A partir de 1975, le genre autobiographique connaît un regain d'intérêt, avec trois publications majeures:  

Roland Barthes par Roland Barthes: autobiographie étonnante et innovante, dans laquelle Barthes inclut des photographies façon "album de famille" qui sont autant de points de départ à la réflexion, et qui met en place un rapport à soi interrogatif. Barthes a conscience de la difficulté de se saisir soi-même en tant que sujet. Qui plus est, avec Lacan, on a compris que le sujet est quelque chose qui échappe, que l'identité est une construction fantasmatique. Il y a donc là, pour aller vite, matière à fiction: Barthes va se voir à travers les images qu'il a de lui-même...Il n'y a "[...] pas plus pur imaginaire que la critique (de soi). La substance de ce livre, finalement, est donc fatalement romanesque", écrit-il. 

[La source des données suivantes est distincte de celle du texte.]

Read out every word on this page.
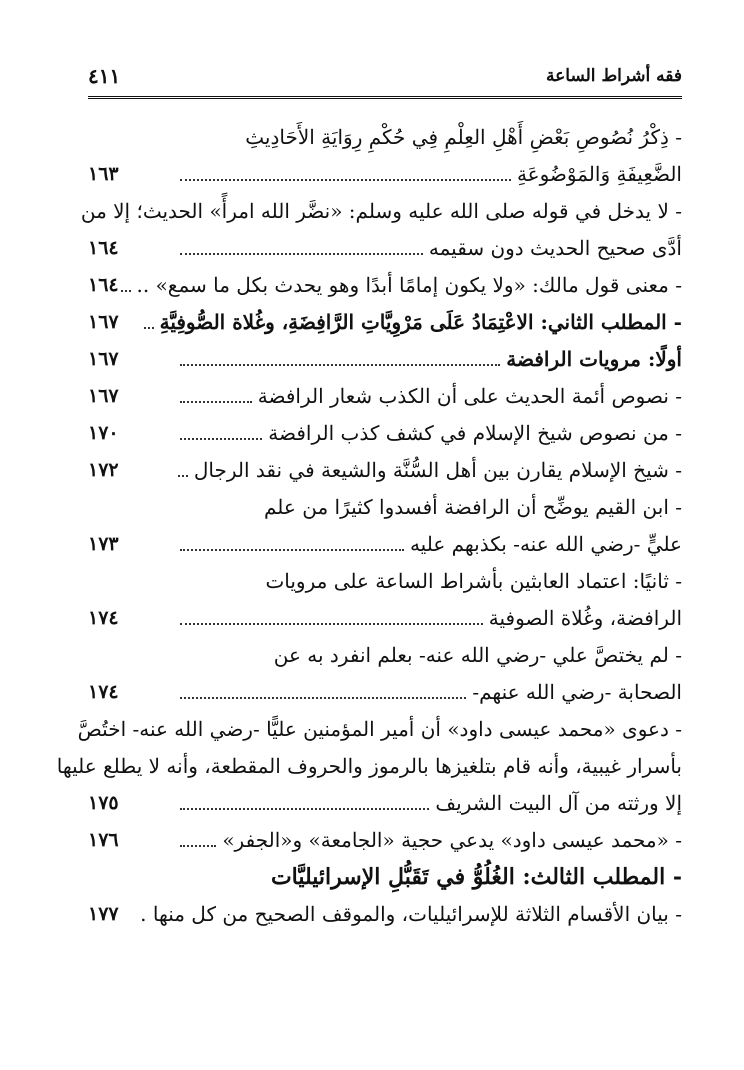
فقه أشراط الساعة
٤١١
- ذِكْرُ نُصُوصِ بَعْضِ أَهْلِ العِلْمِ فِي حُكْمِ رِوَايَةِ الأَحَادِيثِ
الضَّعِيفَةِ وَالمَوْضُوعَةِ
١٦٣
- لا يدخل في قوله صلى الله عليه وسلم: «نضَّر الله امرأً» الحديث؛ إلا من
أدَّى صحيح الحديث دون سقيمه
١٦٤
- معنى قول مالك: «ولا يكون إمامًا أبدًا وهو يحدث بكل ما سمع» ..
١٦٤
- المطلب الثاني: الاعْتِمَادُ عَلَى مَرْوِيَّاتِ الرَّافِضَةِ، وغُلاة الصُّوفِيَّةِ
١٦٧
أولًا: مرويات الرافضة
١٦٧
- نصوص أئمة الحديث على أن الكذب شعار الرافضة
١٦٧
- من نصوص شيخ الإسلام في كشف كذب الرافضة
١٧٠
- شيخ الإسلام يقارن بين أهل السُّنَّة والشيعة في نقد الرجال
١٧٢
- ابن القيم يوضِّح أن الرافضة أفسدوا كثيرًا من علم
عليٍّ -رضي الله عنه- بكذبهم عليه
١٧٣
- ثانيًا: اعتماد العابثين بأشراط الساعة على مرويات
الرافضة، وغُلاة الصوفية
١٧٤
- لم يختصَّ علي -رضي الله عنه- بعلم انفرد به عن
الصحابة -رضي الله عنهم-
١٧٤
- دعوى «محمد عيسى داود» أن أمير المؤمنين عليًّا -رضي الله عنه- اختُصَّ
بأسرار غيبية، وأنه قام بتلغيزها بالرموز والحروف المقطعة، وأنه لا يطلع عليها
إلا ورثته من آل البيت الشريف
١٧٥
- «محمد عيسى داود» يدعي حجية «الجامعة» و«الجفر»
١٧٦
- المطلب الثالث: الغُلُوُّ في تَقَبُّلِ الإسرائيليَّات
- بيان الأقسام الثلاثة للإسرائيليات، والموقف الصحيح من كل منها .
١٧٧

W ou le souvenir d'enfance, de Georges Perec. Le livre décrit "l'histoire d'un cheminement" mais sa rédaction a permis à Perec de réaliser "le cheminement de son histoire". Il faut souligner l'originalité formelle de W ou le souvenir d'enfance : le récit, autobiographique et fragmenté, d'une vie d'enfant pendant la guerre alterne avec un récit fictionnel sous la forme d'un roman d'aventures. Ainsi, coexistent récit de soi et récit fictionnel, pour montrer le drame d'une vie construite sur le refoulement. Perec s'appuie sur des photographies d'enfance pour retrouver ses souvenirs. C'est que, comme le dit Roland Barthes dans La chambre claire, le "référent" y adhère : cependant, Perec se rend compte que la photographie, si elle peut être support de la mémoire, ne dit rien en tant que telle, ne restitue rien (elle aussi peut devenir matière à fiction...). 




Le pacte autobiographique de Philippe Lejeune, essai de référence sur le genre autobiographique. Voici ce que dit P. Lejeune de W ou le souvenir d'enfance :   "Lire W ou le souvenir d’enfance est une vraie torture. C’est une machinerie à laquelle le lecteur doit collaborer pour accéder à l’insupportable, à cette vérité qui n’est pas dite et qu’il doit prendre en charge."
L'autobiographie, écrit P. Lejeune, c'est cet "engagement que prend un auteur de raconter directement sa vie (ou une partie, ou un aspect de sa vie) dans un esprit de vérité". Il y a donc un pacte établi avec le lecteur, celui que revendiqua jadis Rousseau au début de ses Confessions : "Je veux montrer à mes semblables un homme dans toute la vérité de la nature ; et cet homme, ce sera moi."




Bien entendu, Austerlitz de Sebald et W ou le souvenir d'enfance de Perec présentent de nombreux points communs, au niveau thématique (la figure de la mère, le lien entre histoire intime et collective) mais aussi dans les problématiques posées. En voici quelques-unes: 
- comment dire, comment représenter l'innommable et l'indicible de l'Holocauste? 
- dans quelle mesure la photographie peut-elle prendre en charge la mémoire? La photographie est-elle en soi garante de vérité autobiographique, de vérité sur le sujet?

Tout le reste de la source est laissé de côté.